Online retail giant Amazon is suing the administrators of 10,000 groups on the social media platform Facebook for orchestrating "fake reviews" in exchange for money or free products, Amazon announced Tuesday.
"Our teams stop millions of suspicious reviews before they're ever seen by customers, and this lawsuit goes a step further to uncover perpetrators operating on social media," Dharmesh Mehta, Amazon’s vice president of Selling Partner Services said in a company press release. "Proactive legal action targeting bad actors is one of many ways we protect customers by holding bad actors accountable."
Amazon said it plans to use the suit, filed in King County, Washington, near its Seattle headquarters, to uncover information and remove bogus reviews.
"Brokers" in these groups would often offer members a payment or other valuable items in exchange for complimentary reviews of their third-party stores.
Amazon said it was one of the "pioneers" to offer reviews in 1995 to help customers make "more informed" purchasing decisions and wants them to represent the true "shopping experience" of users.
One such group — "Amazon Product Review" — removed earlier this year by Facebook, now called "Meta," had more than 43,000 members and allegedly tried to hide its activities from Facebook investigators by "obfuscating" the text of letters in "problematic phrases," according to Amazon.
The company said it uses 12,000 employees around the world to detect fraud and abuse directed at its stores from various social media sites including Facebook, TikTok, and Twitter.
"Today's legal action is the latest step by Amazon aimed at stopping fraudsters who attempt to post fake reviews in Amazon’s stores. In the past year, legal action from Amazon has shut down multiple major review brokers targeting customers in the U.S., the U.K., Germany, France, Italy, and Spain," Amazon's statement said.
"However, the nefarious business of brokering fake reviews remains an industry-wide problem, and civil litigation is only one step.
"Permanently ridding fake reviews across retail, travel, and other sectors will require greater public-private partnership, including collaboration between the affected companies, social media sites, and law enforcement, all focused on a goal of greater consumer protection. Amazon remains eager to continue to partner with all the relevant stakeholders to achieve that mutual goal."
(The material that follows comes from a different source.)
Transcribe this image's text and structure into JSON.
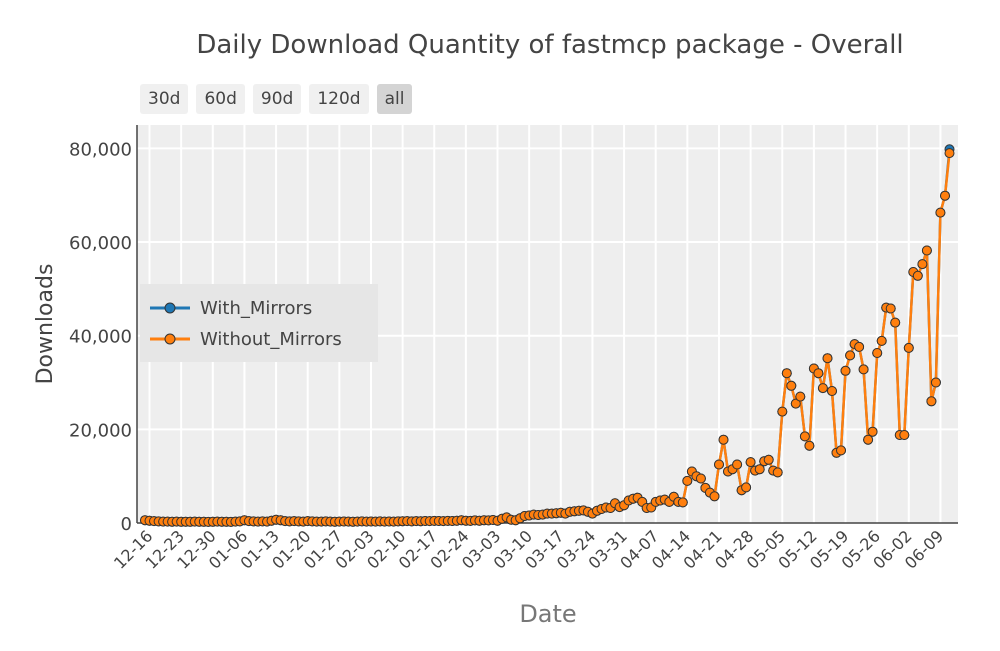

A spokesperson for Meta told the Daily Mail that groups soliciting or encouraging fake reviews violates its terms of service policy.
"Groups that solicit or encourage fake reviews violate our policies and are removed," a Meta spokesperson told the news outlet. "We are working with Amazon on this matter and will continue to partner across the industry to address spam and fake reviews."
Amazon said Meta has removed "more than half" of the 10,000 groups identified since 2020, and that it has stopped more than 200 million "fake reviews" during that time.